Hedge funds closed June with year-to-date returns in double digits, supported primarily by managers relying on company-level analysis and concentrated stock selection, according to a client note from Goldman Sachs seen this week. The Goldman note reported that stockpicking strategies delivered a 4% return for June.
Within that group, hedge funds using fundamental analysis of corporate finances registered particularly strong results, posting an 18.4% return for the quarter - the best quarterly performance on Goldman Sachs' records - and a 17.4% gain for the year to date. Goldman attributed success to larger, conviction-sized positions, active wagers in the healthcare sector, and participating in trades that already had momentum.
However, not all strategies fared as well. Goldman highlighted that losses during June were driven by sharp market swings, a rally in South Korean equities and funds that remained positioned for falling prices through short bets. June proved contrasting for different equity pockets: the U.S. SOX chip index logged its strongest quarter on record, but the Magnificent Seven names endured a difficult month, with the Roundhill Magnificent Seven ETF down 9% in June - its largest monthly drop in over a year.
Commodities and monetary policy expectations also influenced returns. Oil prices moved back to levels seen before the Iran war-related volatility, and market pricing continued to reflect the expectation of at least one Federal Reserve rate hike by the end of the year, even as the most recent U.S. employment report moderated some traders' bets on the timing of additional rate increases.
Systematic managers, which deploy model-driven approaches to assess market dynamics, experienced a more mixed outcome. Goldman reported that these strategies posted a 1.1% gain in June after suffering losses late in the month, leaving them with an 11.3% return for the year to date.
A separate note from Winton, a systematic fund overseeing roughly $18 billion and which tracks competitor performance, attributed its June weakness to heightened volatility among the largest U.S. companies and select Chinese firms. Winton said that short positions in fixed income - especially in long-dated U.S. Treasuries - detracted from returns.
Winton also described divergent outcomes across currencies and multi-asset trend-following approaches. Trend followers and commodity trading advisers posted gains in the Canadian dollar and Japanese yen, but these were outweighed by larger losses in the Australian dollar, sterling and Norwegian krone.
The Winton note pointed to an operational constraint within many systematic strategies: rules or limits on minimum holding periods. Faster-paced strategies that can exit and re-enter positions quickly coped better with the choppier conditions in June, whereas longer-duration systematic approaches suffered more from abrupt market moves.

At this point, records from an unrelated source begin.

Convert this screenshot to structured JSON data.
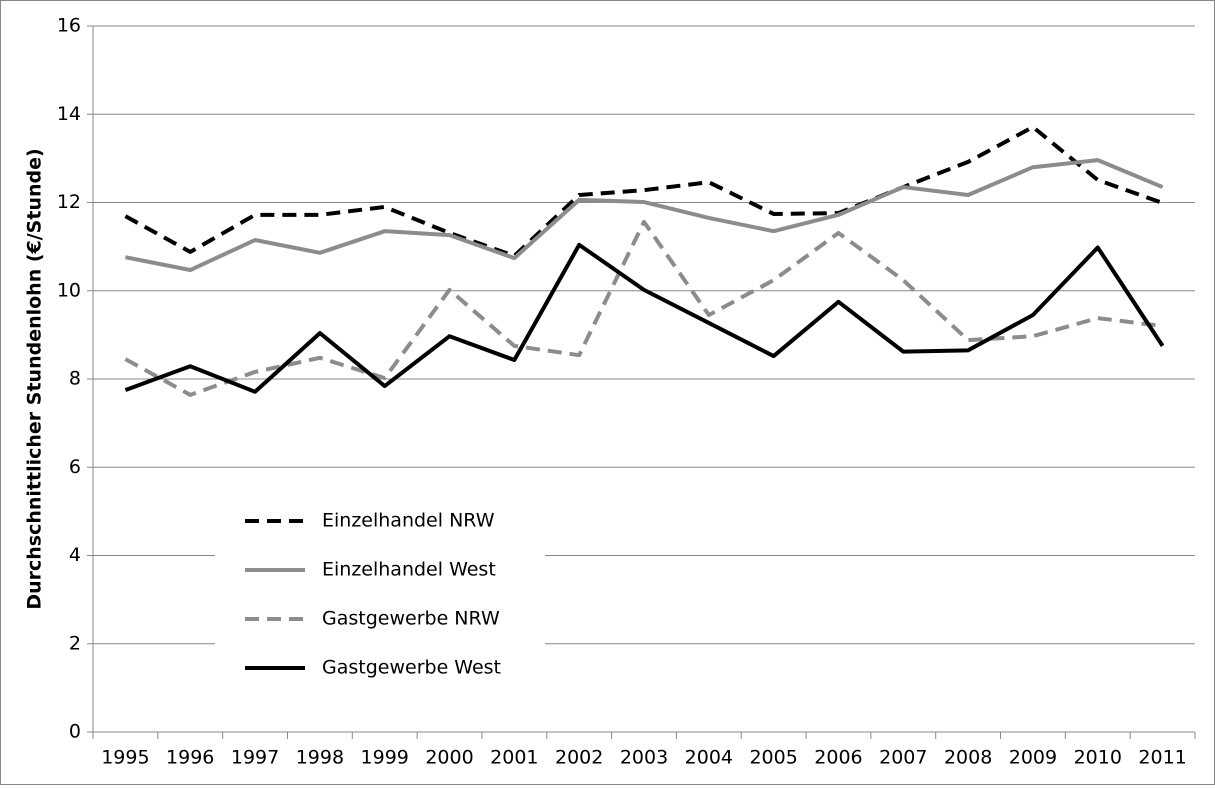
{
  "chart_data": {
    "type": "line",
    "y_label": "Durchschnittlicher Stundenlohn (€/Stunde)",
    "categories": [
      "1995",
      "1996",
      "1997",
      "1998",
      "1999",
      "2000",
      "2001",
      "2002",
      "2003",
      "2004",
      "2005",
      "2006",
      "2007",
      "2008",
      "2009",
      "2010",
      "2011"
    ],
    "series": [
      {
        "name": "Einzelhandel NRW",
        "color": "#000000",
        "dash": true,
        "values": [
          11.69,
          10.88,
          11.72,
          11.72,
          11.9,
          11.31,
          10.79,
          12.17,
          12.28,
          12.46,
          11.74,
          11.76,
          12.35,
          12.92,
          13.71,
          12.51,
          11.99
        ]
      },
      {
        "name": "Einzelhandel West",
        "color": "#8c8c8c",
        "dash": false,
        "values": [
          10.76,
          10.47,
          11.15,
          10.86,
          11.35,
          11.26,
          10.74,
          12.06,
          12.01,
          11.65,
          11.35,
          11.72,
          12.35,
          12.17,
          12.8,
          12.96,
          12.35
        ]
      },
      {
        "name": "Gastgewerbe NRW",
        "color": "#8c8c8c",
        "dash": true,
        "values": [
          8.45,
          7.64,
          8.16,
          8.48,
          8.02,
          10.02,
          8.75,
          8.54,
          11.56,
          9.45,
          10.24,
          11.31,
          10.24,
          8.88,
          8.97,
          9.38,
          9.2
        ]
      },
      {
        "name": "Gastgewerbe West",
        "color": "#000000",
        "dash": false,
        "values": [
          7.75,
          8.29,
          7.71,
          9.04,
          7.84,
          8.97,
          8.43,
          11.04,
          10.02,
          9.27,
          8.52,
          9.75,
          8.62,
          8.65,
          9.45,
          10.98,
          8.75
        ]
      }
    ],
    "ylim": [
      0,
      16
    ],
    "yticks": [
      0,
      2,
      4,
      6,
      8,
      10,
      12,
      14,
      16
    ],
    "grid": true,
    "legend": "lower-left"
  }
}
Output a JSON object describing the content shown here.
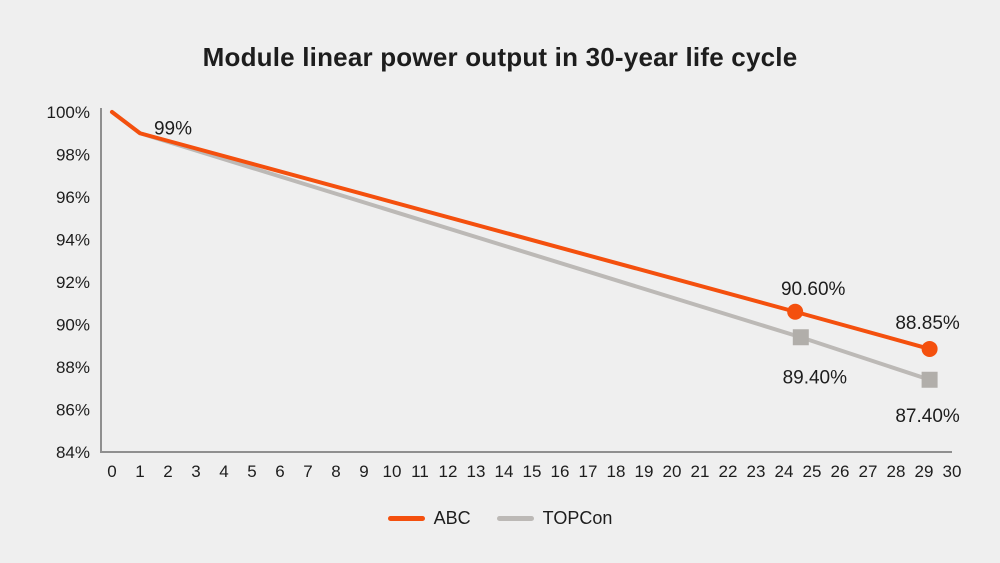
{
  "colors": {
    "background": "#efefef",
    "text": "#1d1d1d",
    "axis": "#8f8f8f",
    "accent_orange": "#f4500e",
    "accent_gray": "#bcb9b6"
  },
  "chart_data": {
    "type": "line",
    "title": "Module linear power output in 30-year life cycle",
    "xlabel": "",
    "ylabel": "",
    "xlim": [
      0,
      30
    ],
    "ylim": [
      84,
      100
    ],
    "grid": false,
    "legend_position": "bottom-center",
    "x_ticks": [
      0,
      1,
      2,
      3,
      4,
      5,
      6,
      7,
      8,
      9,
      10,
      11,
      12,
      13,
      14,
      15,
      16,
      17,
      18,
      19,
      20,
      21,
      22,
      23,
      24,
      25,
      26,
      27,
      28,
      29,
      30
    ],
    "y_ticks": [
      {
        "label": "100%",
        "value": 100
      },
      {
        "label": "98%",
        "value": 98
      },
      {
        "label": "96%",
        "value": 96
      },
      {
        "label": "94%",
        "value": 94
      },
      {
        "label": "92%",
        "value": 92
      },
      {
        "label": "90%",
        "value": 90
      },
      {
        "label": "88%",
        "value": 88
      },
      {
        "label": "86%",
        "value": 86
      },
      {
        "label": "84%",
        "value": 84
      }
    ],
    "series": [
      {
        "name": "ABC",
        "color": "#f4500e",
        "marker_color": "#f4500e",
        "marker": "circle",
        "points": [
          {
            "year": 0,
            "value": 100,
            "plot_x": 0
          },
          {
            "year": 1,
            "value": 99,
            "plot_x": 1,
            "label": "99%",
            "label_dx": 33,
            "label_dy": 1
          },
          {
            "year": 25,
            "value": 90.6,
            "plot_x": 24.4,
            "label": "90.60%",
            "label_dx": 18,
            "label_dy": -17,
            "show_marker": true
          },
          {
            "year": 30,
            "value": 88.85,
            "plot_x": 29.2,
            "label": "88.85%",
            "label_dx": -2,
            "label_dy": -20,
            "show_marker": true
          }
        ]
      },
      {
        "name": "TOPCon",
        "color": "#bcb9b6",
        "marker_color": "#b1aeaa",
        "marker": "square",
        "points": [
          {
            "year": 0,
            "value": 100,
            "plot_x": 0
          },
          {
            "year": 1,
            "value": 99,
            "plot_x": 1
          },
          {
            "year": 25,
            "value": 89.4,
            "plot_x": 24.6,
            "label": "89.40%",
            "label_dx": 14,
            "label_dy": 46,
            "show_marker": true
          },
          {
            "year": 30,
            "value": 87.4,
            "plot_x": 29.2,
            "label": "87.40%",
            "label_dx": -2,
            "label_dy": 42,
            "show_marker": true
          }
        ]
      }
    ]
  }
}
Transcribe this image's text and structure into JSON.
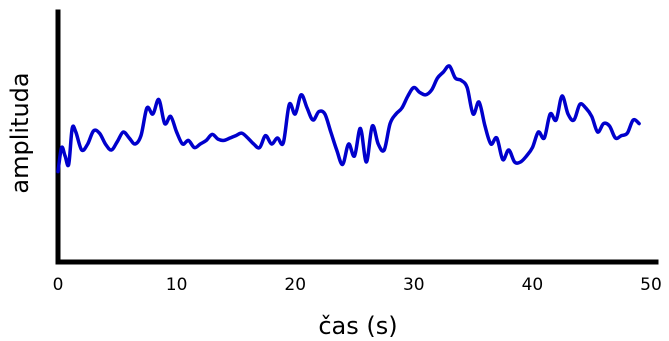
{
  "chart_data": {
    "type": "line",
    "title": "",
    "xlabel": "čas (s)",
    "ylabel": "amplituda",
    "xlim": [
      0,
      50
    ],
    "ylim": [
      -1,
      1
    ],
    "x_ticks": [
      0,
      10,
      20,
      30,
      40,
      50
    ],
    "y_ticks": [],
    "grid": false,
    "legend": "none",
    "colors": {
      "series": "#0000cc",
      "axes": "#000000"
    },
    "series": [
      {
        "x": [
          0,
          0.3,
          0.6,
          0.9,
          1.2,
          1.5,
          2.0,
          2.5,
          3.0,
          3.5,
          4.0,
          4.5,
          5.0,
          5.5,
          6.0,
          6.5,
          7.0,
          7.5,
          8.0,
          8.5,
          9.0,
          9.5,
          10.0,
          10.5,
          11.0,
          11.5,
          12.0,
          12.5,
          13.0,
          13.5,
          14.0,
          14.5,
          15.0,
          15.5,
          16.0,
          16.5,
          17.0,
          17.5,
          18.0,
          18.5,
          19.0,
          19.5,
          20.0,
          20.5,
          21.0,
          21.5,
          22.0,
          22.5,
          23.0,
          23.5,
          24.0,
          24.5,
          25.0,
          25.5,
          26.0,
          26.5,
          27.0,
          27.5,
          28.0,
          28.5,
          29.0,
          29.5,
          30.0,
          30.5,
          31.0,
          31.5,
          32.0,
          32.5,
          33.0,
          33.5,
          34.0,
          34.5,
          35.0,
          35.5,
          36.0,
          36.5,
          37.0,
          37.5,
          38.0,
          38.5,
          39.0,
          39.5,
          40.0,
          40.5,
          41.0,
          41.5,
          42.0,
          42.5,
          43.0,
          43.5,
          44.0,
          44.5,
          45.0,
          45.5,
          46.0,
          46.5,
          47.0,
          47.5,
          48.0,
          48.5,
          49.0
        ],
        "y": [
          -0.28,
          -0.08,
          -0.15,
          -0.22,
          0.08,
          0.05,
          -0.1,
          -0.05,
          0.06,
          0.04,
          -0.05,
          -0.1,
          -0.03,
          0.05,
          0.0,
          -0.05,
          0.02,
          0.25,
          0.2,
          0.32,
          0.12,
          0.18,
          0.05,
          -0.05,
          -0.02,
          -0.08,
          -0.05,
          -0.02,
          0.03,
          -0.01,
          -0.02,
          0.0,
          0.02,
          0.04,
          0.0,
          -0.05,
          -0.08,
          0.02,
          -0.05,
          0.0,
          -0.04,
          0.28,
          0.2,
          0.36,
          0.25,
          0.15,
          0.22,
          0.2,
          0.05,
          -0.1,
          -0.22,
          -0.05,
          -0.15,
          0.08,
          -0.2,
          0.1,
          -0.05,
          -0.1,
          0.12,
          0.2,
          0.25,
          0.35,
          0.42,
          0.38,
          0.36,
          0.4,
          0.5,
          0.55,
          0.6,
          0.5,
          0.48,
          0.42,
          0.2,
          0.3,
          0.1,
          -0.05,
          0.0,
          -0.18,
          -0.1,
          -0.2,
          -0.2,
          -0.15,
          -0.08,
          0.05,
          0.0,
          0.2,
          0.15,
          0.35,
          0.2,
          0.15,
          0.28,
          0.25,
          0.18,
          0.05,
          0.12,
          0.1,
          0.0,
          0.02,
          0.04,
          0.15,
          0.12
        ]
      }
    ]
  }
}
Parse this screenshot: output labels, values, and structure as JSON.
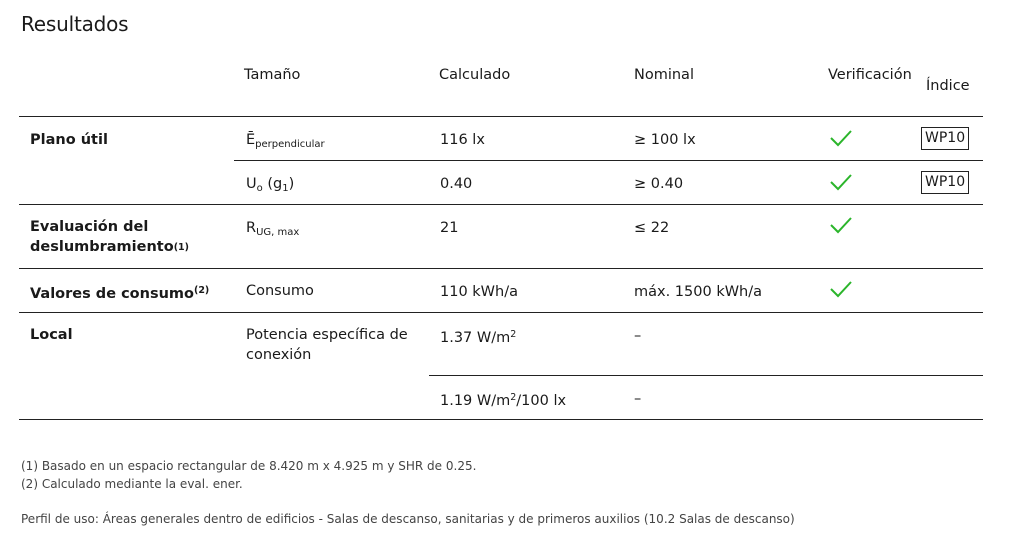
{
  "title": "Resultados",
  "headers": {
    "size": "Tamaño",
    "calculated": "Calculado",
    "nominal": "Nominal",
    "verification": "Verificación",
    "index": "Índice"
  },
  "rows": [
    {
      "group": "Plano útil",
      "size_main": "Ē",
      "size_sub": "perpendicular",
      "calculated": "116 lx",
      "nominal": "≥ 100 lx",
      "verified": true,
      "index": "WP10"
    },
    {
      "size_main": "U",
      "size_sub": "o",
      "size_suffix_open": " (g",
      "size_suffix_sub": "1",
      "size_suffix_close": ")",
      "calculated": "0.40",
      "nominal": "≥ 0.40",
      "verified": true,
      "index": "WP10"
    },
    {
      "group_line1": "Evaluación del",
      "group_line2": "deslumbramiento",
      "group_note": "(1)",
      "size_main": "R",
      "size_sub": "UG, max",
      "calculated": "21",
      "nominal": "≤ 22",
      "verified": true
    },
    {
      "group": "Valores de consumo",
      "group_note": "(2)",
      "size": "Consumo",
      "calculated": "110 kWh/a",
      "nominal": "máx. 1500 kWh/a",
      "verified": true
    },
    {
      "group": "Local",
      "size_line1": "Potencia específica de",
      "size_line2": "conexión",
      "calculated_a": "1.37 W/m",
      "calculated_a_sup": "2",
      "nominal_a": "–",
      "calculated_b_pre": "1.19 W/m",
      "calculated_b_sup": "2",
      "calculated_b_post": "/100 lx",
      "nominal_b": "–"
    }
  ],
  "footnotes": [
    "(1) Basado en un espacio rectangular de 8.420 m x 4.925 m y SHR de 0.25.",
    "(2) Calculado mediante la eval. ener."
  ],
  "usage_profile": "Perfil de uso: Áreas generales dentro de edificios - Salas de descanso, sanitarias y de primeros auxilios (10.2 Salas de descanso)",
  "colors": {
    "check": "#2bb52b",
    "rule": "#222222"
  },
  "icons": {
    "verified": "check-icon"
  }
}
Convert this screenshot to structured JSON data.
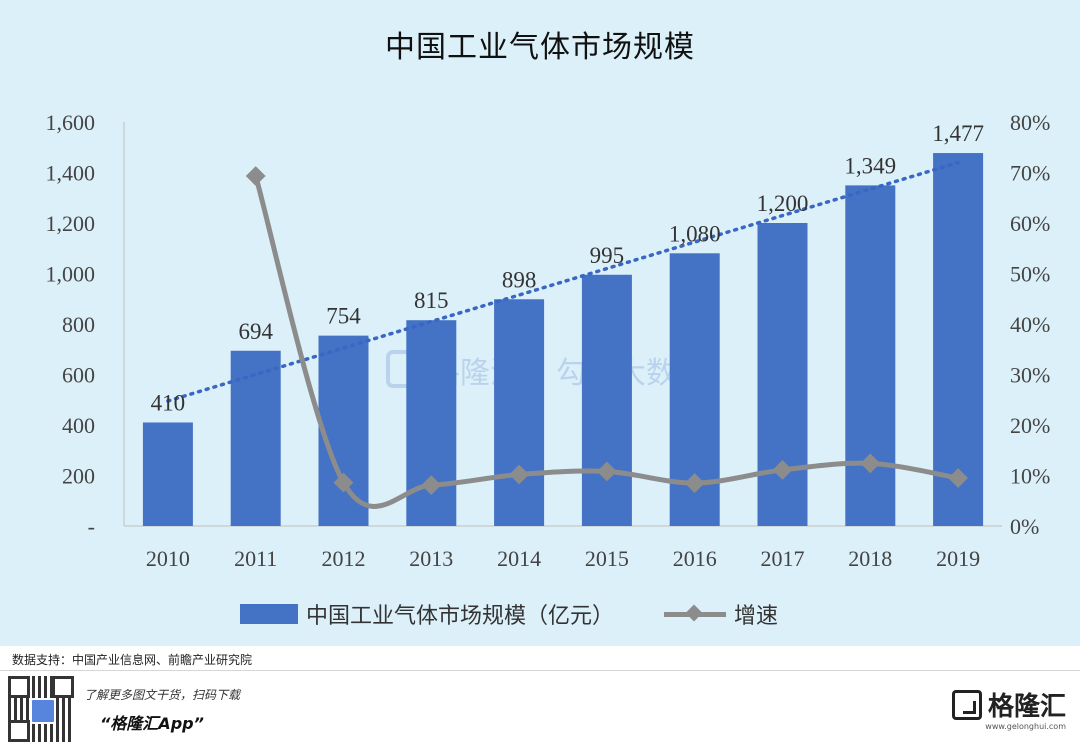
{
  "header": {
    "title": "中国工业气体市场规模"
  },
  "chart_data": {
    "type": "bar",
    "title": "中国工业气体市场规模",
    "categories": [
      "2010",
      "2011",
      "2012",
      "2013",
      "2014",
      "2015",
      "2016",
      "2017",
      "2018",
      "2019"
    ],
    "series": [
      {
        "name": "中国工业气体市场规模（亿元）",
        "type": "bar",
        "axis": "left",
        "values": [
          410,
          694,
          754,
          815,
          898,
          995,
          1080,
          1200,
          1349,
          1477
        ],
        "labels": [
          "410",
          "694",
          "754",
          "815",
          "898",
          "995",
          "1,080",
          "1,200",
          "1,349",
          "1,477"
        ],
        "color": "#4472c4"
      },
      {
        "name": "增速",
        "type": "line",
        "axis": "right",
        "values": [
          null,
          69.3,
          8.6,
          8.1,
          10.2,
          10.8,
          8.5,
          11.1,
          12.4,
          9.5
        ],
        "unit": "%",
        "color": "#8c8c8c"
      }
    ],
    "trendline": {
      "type": "linear",
      "style": "dotted",
      "color": "#3a66c4"
    },
    "y_left": {
      "ylim": [
        0,
        1600
      ],
      "ticks": [
        0,
        200,
        400,
        600,
        800,
        1000,
        1200,
        1400,
        1600
      ],
      "tick_labels": [
        "-",
        "200",
        "400",
        "600",
        "800",
        "1,000",
        "1,200",
        "1,400",
        "1,600"
      ]
    },
    "y_right": {
      "ylim": [
        0,
        80
      ],
      "ticks": [
        0,
        10,
        20,
        30,
        40,
        50,
        60,
        70,
        80
      ],
      "tick_labels": [
        "0%",
        "10%",
        "20%",
        "30%",
        "40%",
        "50%",
        "60%",
        "70%",
        "80%"
      ]
    },
    "grid": false,
    "legend": "bottom",
    "watermarks": [
      "格隆汇",
      "勾股大数据"
    ]
  },
  "legend": {
    "bar_label": "中国工业气体市场规模（亿元）",
    "line_label": "增速"
  },
  "footer": {
    "source": "数据支持：中国产业信息网、前瞻产业研究院",
    "promo": "了解更多图文干货，扫码下载",
    "app_name": "“格隆汇App”",
    "brand": "格隆汇",
    "brand_url": "www.gelonghui.com"
  }
}
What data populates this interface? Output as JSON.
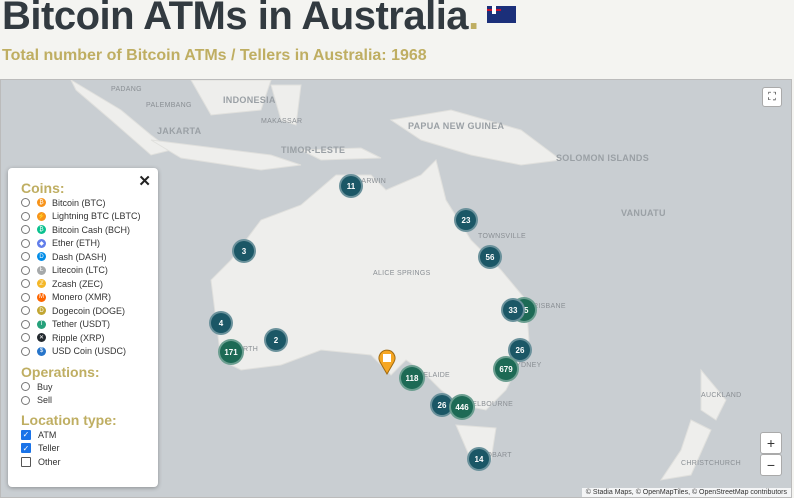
{
  "title": "Bitcoin ATMs in Australia",
  "title_dot": ".",
  "subtitle": "Total number of Bitcoin ATMs / Tellers in Australia: 1968",
  "map": {
    "labels": [
      "PADANG",
      "PALEMBANG",
      "JAKARTA",
      "INDONESIA",
      "MAKASSAR",
      "PAPUA NEW GUINEA",
      "TIMOR-LESTE",
      "SOLOMON ISLANDS",
      "VANUATU",
      "TOWNSVILLE",
      "ALICE SPRINGS",
      "BRISBANE",
      "SYDNEY",
      "ADELAIDE",
      "MELBOURNE",
      "HOBART",
      "AUCKLAND",
      "CHRISTCHURCH",
      "PERTH",
      "DARWIN"
    ],
    "clusters": [
      "11",
      "23",
      "3",
      "56",
      "33",
      "55",
      "4",
      "2",
      "171",
      "26",
      "679",
      "118",
      "26",
      "446",
      "14"
    ],
    "attribution": "© Stadia Maps, © OpenMapTiles, © OpenStreetMap contributors",
    "zoom_in": "+",
    "zoom_out": "−"
  },
  "filters": {
    "coins_heading": "Coins:",
    "coins": [
      {
        "label": "Bitcoin (BTC)",
        "color": "#f7931a",
        "glyph": "₿"
      },
      {
        "label": "Lightning BTC (LBTC)",
        "color": "#f7931a",
        "glyph": "⚡"
      },
      {
        "label": "Bitcoin Cash (BCH)",
        "color": "#0ac18e",
        "glyph": "₿"
      },
      {
        "label": "Ether (ETH)",
        "color": "#627eea",
        "glyph": "◆"
      },
      {
        "label": "Dash (DASH)",
        "color": "#008ce7",
        "glyph": "D"
      },
      {
        "label": "Litecoin (LTC)",
        "color": "#a6a9aa",
        "glyph": "Ł"
      },
      {
        "label": "Zcash (ZEC)",
        "color": "#f4b728",
        "glyph": "ℤ"
      },
      {
        "label": "Monero (XMR)",
        "color": "#ff6600",
        "glyph": "M"
      },
      {
        "label": "Dogecoin (DOGE)",
        "color": "#c2a633",
        "glyph": "D"
      },
      {
        "label": "Tether (USDT)",
        "color": "#26a17b",
        "glyph": "T"
      },
      {
        "label": "Ripple (XRP)",
        "color": "#23292f",
        "glyph": "✕"
      },
      {
        "label": "USD Coin (USDC)",
        "color": "#2775ca",
        "glyph": "$"
      }
    ],
    "operations_heading": "Operations:",
    "operations": [
      "Buy",
      "Sell"
    ],
    "location_heading": "Location type:",
    "locations": [
      {
        "label": "ATM",
        "checked": true
      },
      {
        "label": "Teller",
        "checked": true
      },
      {
        "label": "Other",
        "checked": false
      }
    ]
  }
}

Markets and strategies in focus
Overall, the month highlighted a split between discretionary, fundamentally driven funds that leveraged concentrated and momentum-aligned positions, and model-based systematic funds that faced pressure from rapid swings in large-cap equities, fixed income positioning and currency moves. Performance drivers included sector-specific bets, regional equity rallies and shifts in commodity and interest-rate expectations.